Jaren geleden hebben we hier een excursie geboekt en hebben we tijdens de boottocht een walvis gezien. Dat leverde toen een mooie foto op van de staart net voor in zee verdwijnen. De foto die iedereen graag wil maken en wij best nog een keer. Het is heel stil in Telegraph Cove, de Visitor Centre zit niet toevallig alleen vandaag dicht maar gaat pas weer open in mei 2018. Dan maar doorrijden naar de camping. Ook daar zit de receptie dicht, we gaan zelf op zoek naar een plek. Ook hier hebben we eerder overnacht en we willen graag weer dezelfde oceanview. Dat is nu niet mogelijk, de plekken voor de camping hebben ‘havenzicht’ waar eigenlijk niets aan is want de haven is leeg. Op de grond waar toen de plekken met zeezicht waren staan nu gebouwen met waarschijnlijk appartementen. Een bord geeft aan dat we niet verder mogen doorrijden. Een beetje een tegenvaller, we kijken nog even op de tweede camping in Telegraph Cove maar die ligt heel donker in het bos. We draaien en rijden een stukje terug.

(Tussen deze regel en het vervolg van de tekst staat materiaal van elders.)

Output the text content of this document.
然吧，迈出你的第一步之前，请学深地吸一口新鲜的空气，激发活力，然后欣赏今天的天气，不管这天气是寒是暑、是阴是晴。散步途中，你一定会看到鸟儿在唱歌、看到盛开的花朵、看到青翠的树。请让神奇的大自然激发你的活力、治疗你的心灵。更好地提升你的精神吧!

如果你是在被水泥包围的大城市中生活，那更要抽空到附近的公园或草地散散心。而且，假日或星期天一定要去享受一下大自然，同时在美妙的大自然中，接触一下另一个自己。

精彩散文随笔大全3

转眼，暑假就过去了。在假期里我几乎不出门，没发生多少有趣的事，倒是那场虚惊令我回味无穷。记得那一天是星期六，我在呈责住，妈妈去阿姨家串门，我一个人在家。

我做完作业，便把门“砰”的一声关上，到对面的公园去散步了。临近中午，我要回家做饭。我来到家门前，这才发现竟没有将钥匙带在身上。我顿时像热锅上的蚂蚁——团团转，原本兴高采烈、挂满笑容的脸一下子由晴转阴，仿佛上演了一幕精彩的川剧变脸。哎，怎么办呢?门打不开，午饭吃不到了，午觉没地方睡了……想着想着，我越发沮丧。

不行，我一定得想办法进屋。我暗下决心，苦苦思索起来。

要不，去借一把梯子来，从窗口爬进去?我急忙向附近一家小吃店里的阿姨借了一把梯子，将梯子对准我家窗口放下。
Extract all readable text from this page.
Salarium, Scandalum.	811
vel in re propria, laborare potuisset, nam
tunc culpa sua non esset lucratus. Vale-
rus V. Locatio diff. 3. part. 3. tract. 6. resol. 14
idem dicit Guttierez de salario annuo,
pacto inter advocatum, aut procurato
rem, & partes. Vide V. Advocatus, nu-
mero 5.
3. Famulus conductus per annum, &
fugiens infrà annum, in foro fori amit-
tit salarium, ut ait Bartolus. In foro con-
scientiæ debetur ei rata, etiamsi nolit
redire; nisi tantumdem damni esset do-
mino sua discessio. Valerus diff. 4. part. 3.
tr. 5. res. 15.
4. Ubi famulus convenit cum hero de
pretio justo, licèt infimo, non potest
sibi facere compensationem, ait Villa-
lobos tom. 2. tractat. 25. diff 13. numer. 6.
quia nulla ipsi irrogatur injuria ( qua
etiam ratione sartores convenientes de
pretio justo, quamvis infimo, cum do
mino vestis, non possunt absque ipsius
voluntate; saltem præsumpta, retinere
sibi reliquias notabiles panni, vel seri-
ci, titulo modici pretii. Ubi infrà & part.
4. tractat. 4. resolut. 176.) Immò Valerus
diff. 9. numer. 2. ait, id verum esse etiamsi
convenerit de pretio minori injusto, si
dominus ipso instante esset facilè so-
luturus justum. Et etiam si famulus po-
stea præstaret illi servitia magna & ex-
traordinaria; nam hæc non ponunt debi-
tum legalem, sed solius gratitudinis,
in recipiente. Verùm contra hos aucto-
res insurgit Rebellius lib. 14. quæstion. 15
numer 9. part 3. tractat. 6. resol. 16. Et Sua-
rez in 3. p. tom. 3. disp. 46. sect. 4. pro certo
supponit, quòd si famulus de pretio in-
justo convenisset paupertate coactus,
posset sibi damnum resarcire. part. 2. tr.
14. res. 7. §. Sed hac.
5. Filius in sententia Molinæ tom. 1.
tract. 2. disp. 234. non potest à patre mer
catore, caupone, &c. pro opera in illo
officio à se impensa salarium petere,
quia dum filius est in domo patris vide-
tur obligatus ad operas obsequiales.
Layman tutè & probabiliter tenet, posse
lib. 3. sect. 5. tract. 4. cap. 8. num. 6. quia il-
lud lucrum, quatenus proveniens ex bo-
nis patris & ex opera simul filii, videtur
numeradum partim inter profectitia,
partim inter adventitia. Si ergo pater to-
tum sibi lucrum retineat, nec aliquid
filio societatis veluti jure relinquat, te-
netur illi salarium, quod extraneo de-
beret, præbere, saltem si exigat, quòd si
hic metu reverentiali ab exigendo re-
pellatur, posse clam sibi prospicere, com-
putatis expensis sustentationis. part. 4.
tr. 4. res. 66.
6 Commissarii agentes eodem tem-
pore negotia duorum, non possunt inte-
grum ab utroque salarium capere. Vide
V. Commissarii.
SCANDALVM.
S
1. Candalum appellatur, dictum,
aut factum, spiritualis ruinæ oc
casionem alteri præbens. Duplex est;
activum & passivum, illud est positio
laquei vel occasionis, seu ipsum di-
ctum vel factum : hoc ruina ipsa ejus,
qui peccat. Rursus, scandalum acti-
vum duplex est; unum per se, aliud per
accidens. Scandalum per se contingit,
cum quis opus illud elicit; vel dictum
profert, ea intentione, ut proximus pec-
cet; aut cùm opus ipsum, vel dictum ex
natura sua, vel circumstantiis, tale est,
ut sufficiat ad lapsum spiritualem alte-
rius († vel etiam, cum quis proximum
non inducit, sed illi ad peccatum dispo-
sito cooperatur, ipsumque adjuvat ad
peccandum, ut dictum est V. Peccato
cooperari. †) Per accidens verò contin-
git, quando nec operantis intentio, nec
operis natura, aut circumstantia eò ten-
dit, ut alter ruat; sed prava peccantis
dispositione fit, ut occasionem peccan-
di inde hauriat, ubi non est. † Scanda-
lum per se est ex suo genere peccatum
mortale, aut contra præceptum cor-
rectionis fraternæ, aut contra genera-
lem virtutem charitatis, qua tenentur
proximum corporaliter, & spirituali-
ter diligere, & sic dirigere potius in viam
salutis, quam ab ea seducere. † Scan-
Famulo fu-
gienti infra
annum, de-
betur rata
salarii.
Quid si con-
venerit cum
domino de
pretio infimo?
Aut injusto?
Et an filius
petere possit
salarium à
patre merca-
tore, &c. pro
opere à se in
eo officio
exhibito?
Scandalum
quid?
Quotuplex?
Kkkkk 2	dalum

De weg voert hoog langs zee en beneden ons zien we vrachten boomstammen in het water liggen. Op de boomstammen zitten honderden witte meeuwen die af en toe massaal opvliegen, een paar rondjes maken en dan weer terug keren naar de boomstammen. Heel indrukwekkend. Nog veel mooier zijn de drie herten die langs de kant van de weg staan te eten tussen hoog gras. Ze kijken even op, zijn niet in ons geïnteresseerd en grazen vrolijk verder. We rijden verder, of eigenlijk terug, naar Alder Bay waar volgens een bord langs de kant van de weg een Resort moet zijn waar ook een camping bij is. Dat klinkt luxe en daar hebben we wel zin in. De camping is open, ligt prachtig aan het water en er zijn plekken. De receptie is dicht maar als we zelf een plek uitkiezen komt er een man uit het huis bij de receptie die ons van harte welkom heet. Hij is de eigenaar en zegt dat het prima is als we morgen even de papieren invullen. We krijgen nog wat tips: als we morgenvroeg rond 8 uur op het strand kijken en het is eb, dan zouden we een of twee moeder beren met jongen moeten kunnen zien. En als we vannacht een heel hard, heel laag geluid horen dan is dat een Orca die voorbij zwemt. Aan de overkant ligt namelijk Alert Bay waar we zondag waren en dat is de ‘home of the killer whale’. En we kunnen ook nog kleinere walvissen voorbij zien komen. Als hij ze ziet dan komt hij ons wel even waarschuwen. Geweldig, wat een ontvangst. We gaan even kijken of we hier wat langer kunnen blijven. Wifi is dankzij een hotspot ook geen punt.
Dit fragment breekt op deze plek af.